Under the current tax laws, trend following is an inherently tax-friendly approach to investing because it sells losses quickly and holds winning positions indefinitely if the trend doesn’t change. While the market will always rightfully dictate our firm’s exposure in a given year, during most environments our systematic investing processes will allow us to produce a tax-aware outcome because our systems are generally designed to produce tax alpha by harvesting short-term losses and maintaining exposure to winning positions.

Trend following at the index level wouldn’t allow for opportunities to harvest losses within the index constituents.

The value of a tax-loss harvesting strategy may be fresh in the minds of many financial advisors and investors right about now, as we move past the October tax filing deadline. For some, they are feeling the tax-time double-whammy of negative performance and a tax bill created by pre-2022-fueled paper gains becoming realized without an offsetting amount of loss harvesting.
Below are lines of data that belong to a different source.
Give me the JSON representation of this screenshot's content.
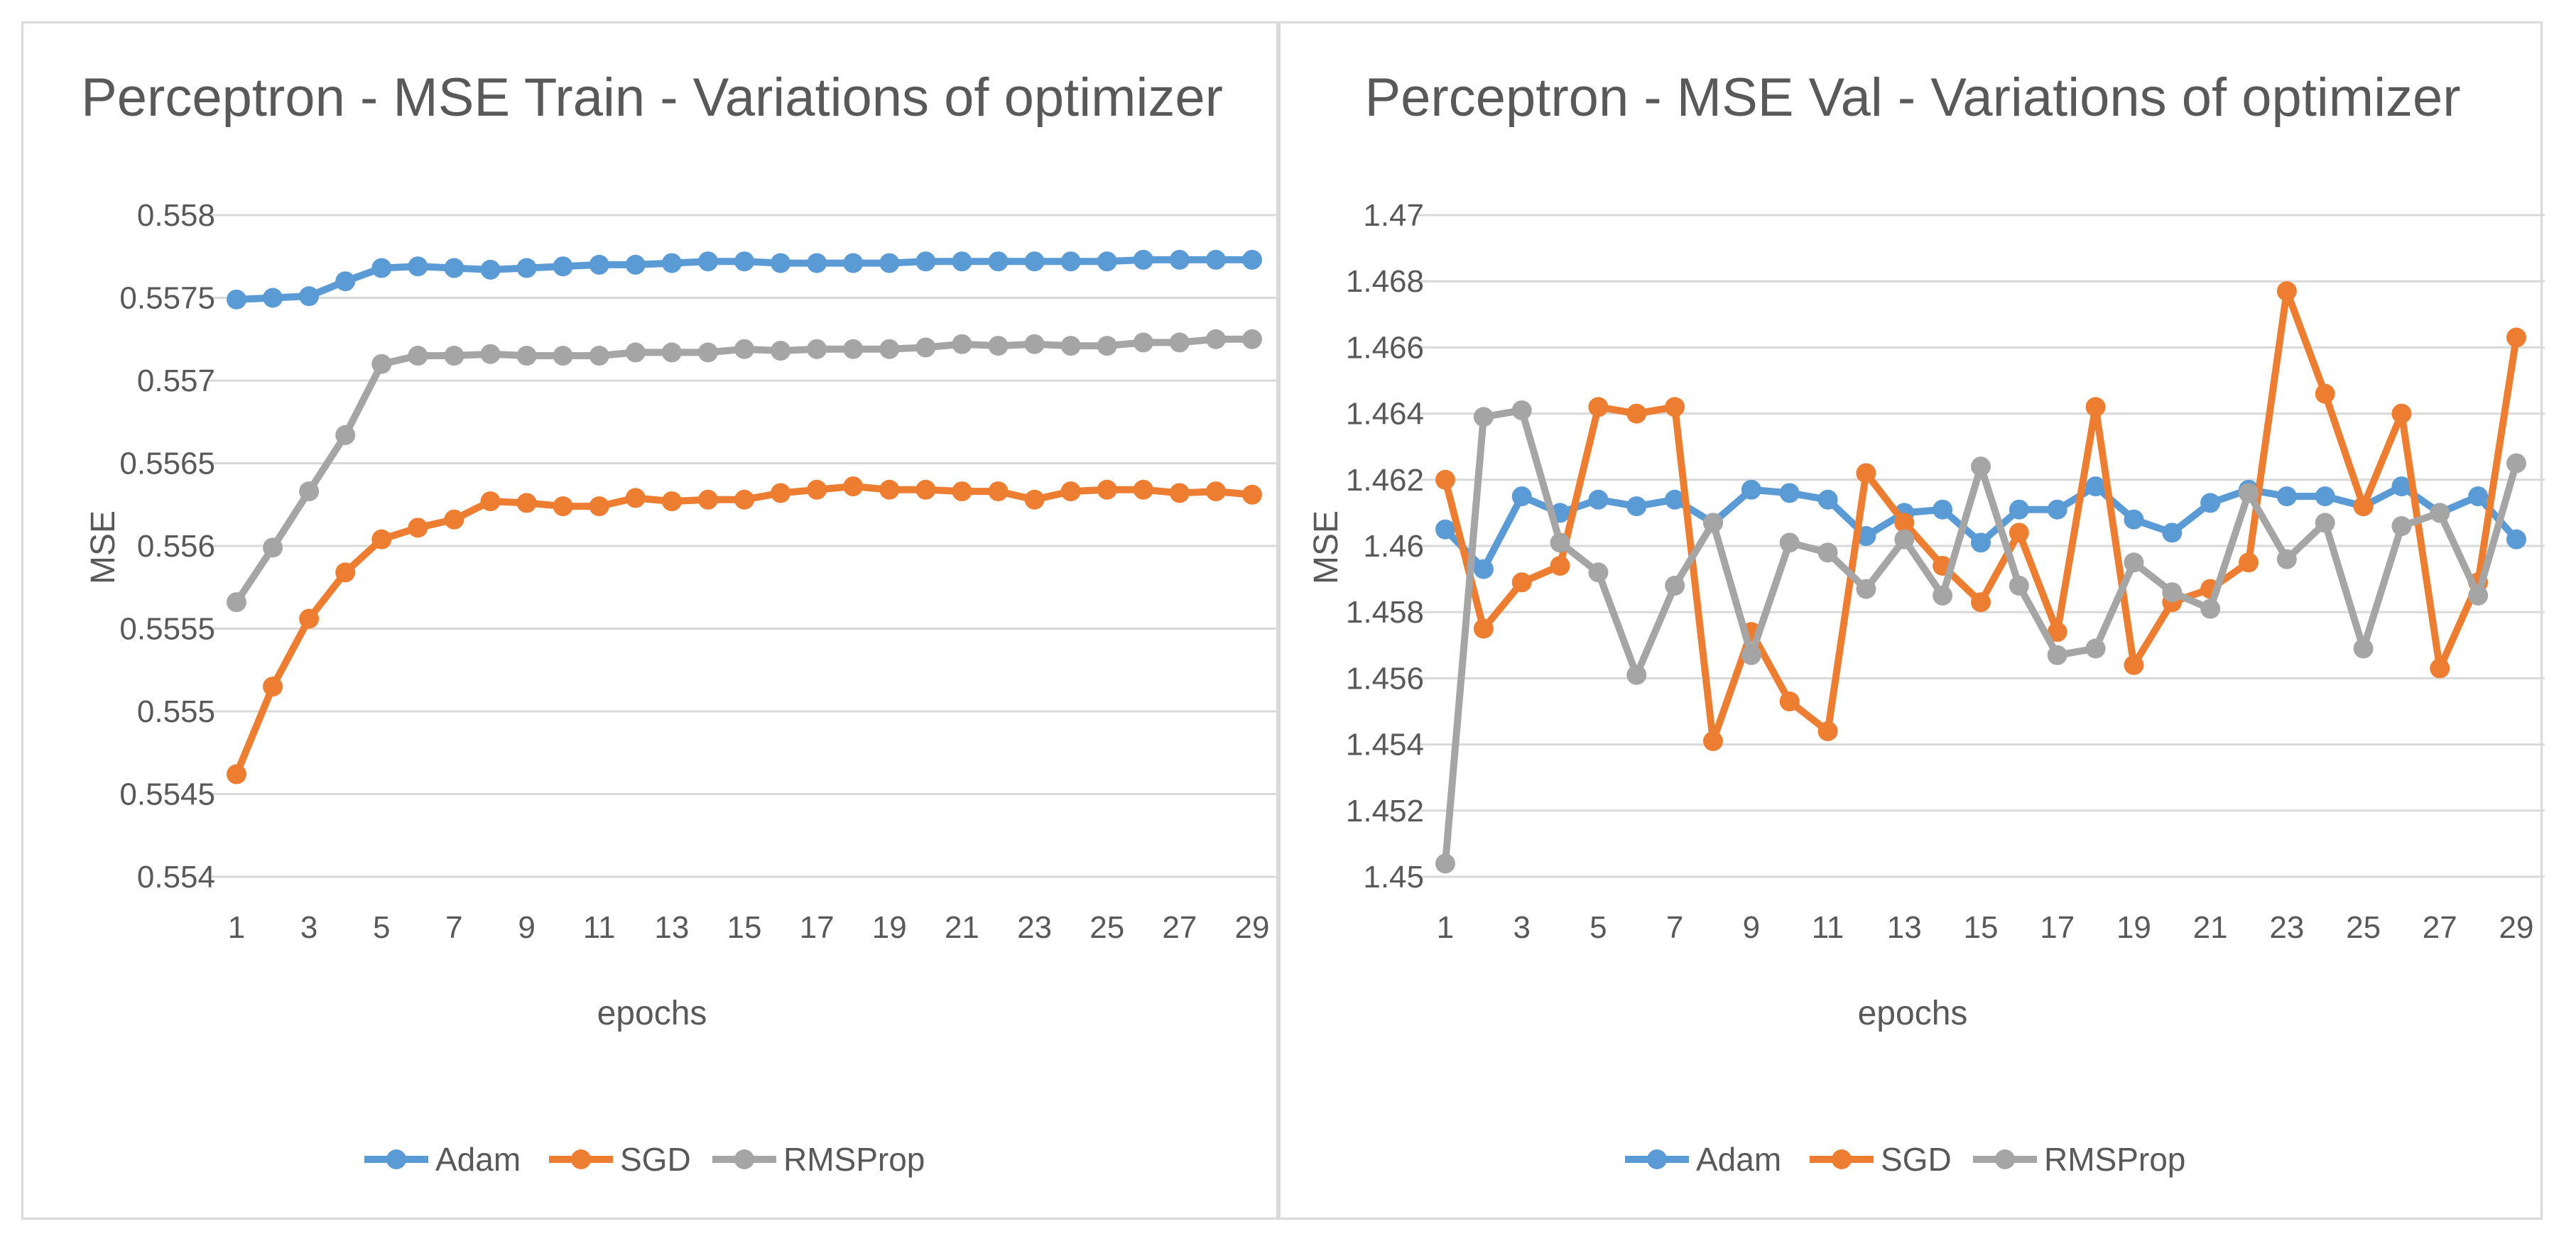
{
  "chart_data": [
    {
      "type": "line",
      "title": "Perceptron - MSE Train - Variations of optimizer",
      "xlabel": "epochs",
      "ylabel": "MSE",
      "x": [
        1,
        2,
        3,
        4,
        5,
        6,
        7,
        8,
        9,
        10,
        11,
        12,
        13,
        14,
        15,
        16,
        17,
        18,
        19,
        20,
        21,
        22,
        23,
        24,
        25,
        26,
        27,
        28,
        29
      ],
      "x_tick_labels": [
        "1",
        "3",
        "5",
        "7",
        "9",
        "11",
        "13",
        "15",
        "17",
        "19",
        "21",
        "23",
        "25",
        "27",
        "29"
      ],
      "ylim": [
        0.554,
        0.558
      ],
      "y_tick_labels": [
        "0.554",
        "0.5545",
        "0.555",
        "0.5555",
        "0.556",
        "0.5565",
        "0.557",
        "0.5575",
        "0.558"
      ],
      "legend": "bottom",
      "series": [
        {
          "name": "Adam",
          "color": "#5b9bd5",
          "values": [
            0.55749,
            0.5575,
            0.55751,
            0.5576,
            0.55768,
            0.55769,
            0.55768,
            0.55767,
            0.55768,
            0.55769,
            0.5577,
            0.5577,
            0.55771,
            0.55772,
            0.55772,
            0.55771,
            0.55771,
            0.55771,
            0.55771,
            0.55772,
            0.55772,
            0.55772,
            0.55772,
            0.55772,
            0.55772,
            0.55773,
            0.55773,
            0.55773,
            0.55773
          ]
        },
        {
          "name": "SGD",
          "color": "#ed7d31",
          "values": [
            0.55462,
            0.55515,
            0.55556,
            0.55584,
            0.55604,
            0.55611,
            0.55616,
            0.55627,
            0.55626,
            0.55624,
            0.55624,
            0.55629,
            0.55627,
            0.55628,
            0.55628,
            0.55632,
            0.55634,
            0.55636,
            0.55634,
            0.55634,
            0.55633,
            0.55633,
            0.55628,
            0.55633,
            0.55634,
            0.55634,
            0.55632,
            0.55633,
            0.55631
          ]
        },
        {
          "name": "RMSProp",
          "color": "#a5a5a5",
          "values": [
            0.55566,
            0.55599,
            0.55633,
            0.55667,
            0.5571,
            0.55715,
            0.55715,
            0.55716,
            0.55715,
            0.55715,
            0.55715,
            0.55717,
            0.55717,
            0.55717,
            0.55719,
            0.55718,
            0.55719,
            0.55719,
            0.55719,
            0.5572,
            0.55722,
            0.55721,
            0.55722,
            0.55721,
            0.55721,
            0.55723,
            0.55723,
            0.55725,
            0.55725
          ]
        }
      ]
    },
    {
      "type": "line",
      "title": "Perceptron - MSE Val - Variations of optimizer",
      "xlabel": "epochs",
      "ylabel": "MSE",
      "x": [
        1,
        2,
        3,
        4,
        5,
        6,
        7,
        8,
        9,
        10,
        11,
        12,
        13,
        14,
        15,
        16,
        17,
        18,
        19,
        20,
        21,
        22,
        23,
        24,
        25,
        26,
        27,
        28,
        29
      ],
      "x_tick_labels": [
        "1",
        "3",
        "5",
        "7",
        "9",
        "11",
        "13",
        "15",
        "17",
        "19",
        "21",
        "23",
        "25",
        "27",
        "29"
      ],
      "ylim": [
        1.45,
        1.47
      ],
      "y_tick_labels": [
        "1.45",
        "1.452",
        "1.454",
        "1.456",
        "1.458",
        "1.46",
        "1.462",
        "1.464",
        "1.466",
        "1.468",
        "1.47"
      ],
      "legend": "bottom",
      "series": [
        {
          "name": "Adam",
          "color": "#5b9bd5",
          "values": [
            1.4605,
            1.4593,
            1.4615,
            1.461,
            1.4614,
            1.4612,
            1.4614,
            1.4607,
            1.4617,
            1.4616,
            1.4614,
            1.4603,
            1.461,
            1.4611,
            1.4601,
            1.4611,
            1.4611,
            1.4618,
            1.4608,
            1.4604,
            1.4613,
            1.4617,
            1.4615,
            1.4615,
            1.4612,
            1.4618,
            1.461,
            1.4615,
            1.4602
          ]
        },
        {
          "name": "SGD",
          "color": "#ed7d31",
          "values": [
            1.462,
            1.4575,
            1.4589,
            1.4594,
            1.4642,
            1.464,
            1.4642,
            1.4541,
            1.4574,
            1.4553,
            1.4544,
            1.4622,
            1.4607,
            1.4594,
            1.4583,
            1.4604,
            1.4574,
            1.4642,
            1.4564,
            1.4583,
            1.4587,
            1.4595,
            1.4677,
            1.4646,
            1.4612,
            1.464,
            1.4563,
            1.4589,
            1.4663
          ]
        },
        {
          "name": "RMSProp",
          "color": "#a5a5a5",
          "values": [
            1.4504,
            1.4639,
            1.4641,
            1.4601,
            1.4592,
            1.4561,
            1.4588,
            1.4607,
            1.4567,
            1.4601,
            1.4598,
            1.4587,
            1.4602,
            1.4585,
            1.4624,
            1.4588,
            1.4567,
            1.4569,
            1.4595,
            1.4586,
            1.4581,
            1.4616,
            1.4596,
            1.4607,
            1.4569,
            1.4606,
            1.461,
            1.4585,
            1.4625
          ]
        }
      ]
    }
  ]
}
We have often written about the benefits trend following can provide in this arena.

Unwrapping the Index & Shining a Light on the ‘Black Box’

To wind down this topic, let me close by saying that unwrapping the index also fits well with the core value of transparency held by Blueprint Investment Partners. A big motivation behind the founding of our firm was our dissolution with the “black box” that surrounds many systematic investing models.

By applying our trend following discipline to individual stocks, it furthers our commitment to transparency.

Transparency breeds confidence in the way that “showing your work” did for your algebra teacher. It is one thing to say you have a great investment strategy, but a trustworthy manager need not fear showing why; our single-stock approach shows why at a very detailed level.